I used to hear everyone talk about how dramatically different their kids were from one another. I guess in some sense I believed it because my sister and I were very different kids, but on the other hand, I wonder what creates these differences in kids.
Yes, we are different parents to the two kids than we were to just my son. When you bring that second baby home, everything changes, and it’s inevitable. So I really shouldn’t be surprised that my two kids are so different.
Jake is my quiet, insightful thinker with a big imagination. In play he becomes animated and excited – using multiple voices for his different animals, pitting T-Rex dinosaurs against Batman, and telling you story upon story about all of his toys. But in life, he’s a thinker. With the memory of an elephant, he remembers everything you ever said and everything you’ve ever done together. Case and point: yesterday we had tickets to Elmo Live. I was so excited to take him (it was his third time – once a year) but I was cautious to create too much excitement (heaven forbid one of the kids got sick before the show). So I decided not to tell him. We got off the exit, and were driving toward the theater. Before he even saw the Sesame Street truck or the show billboard, he said “Mama, that’s where Elmo is”. He knew just by seeing the outside of the theater.
He was quiet and reserved through the first half of the show – watching and soaking it all in. He’s been like this for all the special events we’ve taken him to – movies, Sesame Street Live, the circus. You would question whether he actually was engaged in it, but when you listen to him talk about it for the next three weeks, you know he thoroughly enjoyed it and it has made an impression. (I should mention in the second half of the show, he spent twenty minutes dancing with a popcorn bucket turned upside down on his head. It was one of his “playful” moments and I think he was showing off for the cute girl in our row).
Flash forward to the end of the show – we’re backed up right against both kids’ bedtimes, with a 45 minute drive home. So I drive through McDonald’s for a quick bite to eat. “Mama, Dada went to the french fry playground with me twice”. Oh yes, the reminder that twice in the last six months dada has fulfilled Jake’s ultimate dream of getting to play on the playground at McDonald’s. And a pointed reminder that mama always goes through the drive thru. One would think that based on those comments, my kids get McDonald’s a lot. Not really. If we are out running errands, or at a special event, and we are dangerously close to bedtime, they get it as a treat. That way, their tummies get filled up, and we get home and can settle them into the nappy-nap or nighty-night routine that much quicker. It’s a survival tactic.

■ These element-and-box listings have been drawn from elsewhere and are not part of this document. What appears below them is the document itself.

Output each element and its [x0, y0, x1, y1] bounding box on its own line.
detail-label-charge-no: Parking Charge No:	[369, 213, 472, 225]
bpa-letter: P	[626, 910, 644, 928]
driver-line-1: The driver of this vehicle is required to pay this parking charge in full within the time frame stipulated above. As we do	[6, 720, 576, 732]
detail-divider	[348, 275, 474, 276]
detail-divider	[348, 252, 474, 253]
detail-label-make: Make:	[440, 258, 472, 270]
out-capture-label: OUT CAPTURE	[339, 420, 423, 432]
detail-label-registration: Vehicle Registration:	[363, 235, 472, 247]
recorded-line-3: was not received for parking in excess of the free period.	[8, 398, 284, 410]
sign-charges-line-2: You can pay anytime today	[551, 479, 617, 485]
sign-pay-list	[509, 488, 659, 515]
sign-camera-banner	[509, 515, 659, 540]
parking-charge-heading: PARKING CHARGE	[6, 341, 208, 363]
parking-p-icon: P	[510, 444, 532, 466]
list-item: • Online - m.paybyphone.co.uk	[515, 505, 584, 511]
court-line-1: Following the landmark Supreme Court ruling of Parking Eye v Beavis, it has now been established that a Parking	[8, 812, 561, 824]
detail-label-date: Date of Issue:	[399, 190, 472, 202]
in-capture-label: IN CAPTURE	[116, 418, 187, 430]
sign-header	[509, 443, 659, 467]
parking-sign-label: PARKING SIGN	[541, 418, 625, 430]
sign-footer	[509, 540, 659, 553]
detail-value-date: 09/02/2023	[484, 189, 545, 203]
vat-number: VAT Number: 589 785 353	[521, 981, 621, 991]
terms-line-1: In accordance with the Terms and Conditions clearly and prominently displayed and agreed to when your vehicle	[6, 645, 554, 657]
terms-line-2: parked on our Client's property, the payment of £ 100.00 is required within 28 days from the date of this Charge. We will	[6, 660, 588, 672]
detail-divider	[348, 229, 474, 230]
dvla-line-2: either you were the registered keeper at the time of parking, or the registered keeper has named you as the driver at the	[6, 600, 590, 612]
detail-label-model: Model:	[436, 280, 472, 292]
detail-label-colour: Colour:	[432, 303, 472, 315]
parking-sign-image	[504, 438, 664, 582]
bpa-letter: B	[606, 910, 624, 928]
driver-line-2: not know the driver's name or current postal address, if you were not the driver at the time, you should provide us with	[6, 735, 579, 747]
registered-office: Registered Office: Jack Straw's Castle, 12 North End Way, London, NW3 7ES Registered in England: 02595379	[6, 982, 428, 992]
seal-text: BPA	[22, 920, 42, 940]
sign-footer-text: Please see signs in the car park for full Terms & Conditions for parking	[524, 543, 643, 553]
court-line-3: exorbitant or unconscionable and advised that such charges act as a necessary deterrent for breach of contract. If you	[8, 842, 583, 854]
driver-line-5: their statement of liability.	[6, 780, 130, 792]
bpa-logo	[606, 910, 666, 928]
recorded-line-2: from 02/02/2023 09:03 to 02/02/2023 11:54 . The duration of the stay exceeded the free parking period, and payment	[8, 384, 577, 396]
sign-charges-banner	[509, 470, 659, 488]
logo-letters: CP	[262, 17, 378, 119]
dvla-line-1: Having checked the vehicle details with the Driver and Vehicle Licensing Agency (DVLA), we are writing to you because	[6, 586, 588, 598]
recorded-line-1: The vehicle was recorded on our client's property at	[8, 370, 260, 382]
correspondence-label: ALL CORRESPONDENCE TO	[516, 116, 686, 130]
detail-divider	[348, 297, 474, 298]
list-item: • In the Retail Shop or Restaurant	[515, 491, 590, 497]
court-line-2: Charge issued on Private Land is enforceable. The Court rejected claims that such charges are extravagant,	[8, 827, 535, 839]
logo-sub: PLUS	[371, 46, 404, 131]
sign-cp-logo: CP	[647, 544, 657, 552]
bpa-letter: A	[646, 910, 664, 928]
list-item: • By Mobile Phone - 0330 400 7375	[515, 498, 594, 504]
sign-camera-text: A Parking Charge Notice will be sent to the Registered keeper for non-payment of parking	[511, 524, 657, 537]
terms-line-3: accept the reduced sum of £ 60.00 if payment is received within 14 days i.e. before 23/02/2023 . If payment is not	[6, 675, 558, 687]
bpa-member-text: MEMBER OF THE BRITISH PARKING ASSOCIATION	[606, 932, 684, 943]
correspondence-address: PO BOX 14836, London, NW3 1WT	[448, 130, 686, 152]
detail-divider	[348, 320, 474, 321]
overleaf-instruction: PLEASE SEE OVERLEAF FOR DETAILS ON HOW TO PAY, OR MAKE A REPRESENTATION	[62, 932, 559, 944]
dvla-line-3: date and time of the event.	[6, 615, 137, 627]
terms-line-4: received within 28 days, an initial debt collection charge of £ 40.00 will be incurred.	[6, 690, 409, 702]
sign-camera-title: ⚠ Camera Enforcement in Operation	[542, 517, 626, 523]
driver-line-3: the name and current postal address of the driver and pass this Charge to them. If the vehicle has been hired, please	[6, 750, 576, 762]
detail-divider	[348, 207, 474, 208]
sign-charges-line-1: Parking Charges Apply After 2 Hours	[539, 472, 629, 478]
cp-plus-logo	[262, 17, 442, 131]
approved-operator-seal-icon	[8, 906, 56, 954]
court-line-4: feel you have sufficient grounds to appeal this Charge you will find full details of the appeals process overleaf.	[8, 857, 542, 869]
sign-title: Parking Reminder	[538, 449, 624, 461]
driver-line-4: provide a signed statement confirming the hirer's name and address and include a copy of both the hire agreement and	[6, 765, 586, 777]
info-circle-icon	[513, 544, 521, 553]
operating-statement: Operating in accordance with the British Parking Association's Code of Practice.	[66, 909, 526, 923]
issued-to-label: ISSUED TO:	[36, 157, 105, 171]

Onto Morgan. My little stinker, my crazy two-year old, my girl full of extremes. Yes, Morgan is never the quiet, think-it-through girl. She is reactionary, vocal, persistent. The Sesame Street Live show starts, and Morgan, unexpectedly startled by the giant Big Bird and Elmo five feet from her, jumps in my lap. However, the entire rest of the show is spent standing up, bobbing (with her sassy pigtails bobbing up and down), and dancing. Pointing at Cookie, and yelling “Elmo back” when he disappears from stage.
As a baby, we nicknamed her tornado. It didn’t matter what she was doing, she was always tearing through the house, the toys, and anything else in the way. When she used to try to confirm “yes” to a question before she could talk, she shook her whole body, instead of her head. She was our active, mobile child. We joke that from the day she started walking, she only had one speed – FAST. As she grows older, she has many more titles attributed to her – my favorite and the most consistent being sassy.
At an early age, she knew how to tease. I will never forget her at sixteen months, jumping into my dad’s recliner and saying “my chair”. She knew it was grandpa’s chair. And she created quite the game by claiming it for herself.
She is all about extremes. Either she is happy or extremely unhappy. Active or snuggly. Never in the middle. Jake tends to always be even keeled, and his meltdowns can surprise you from behind. With Morgan, it’s one or the other. There are no surprises. Happy or sad, you are always in the know. But she also knows how to love to the extremes, with cuddles, hugs, and sweet “mamas and dadas” abound.
As a mom, I’ve been surprised at the many differences. But as they continue to grow and become little kids, slowly leaving the baby and toddler days behind, I’ve come to appreciate the differences and recognize that life would be boring if they were the same.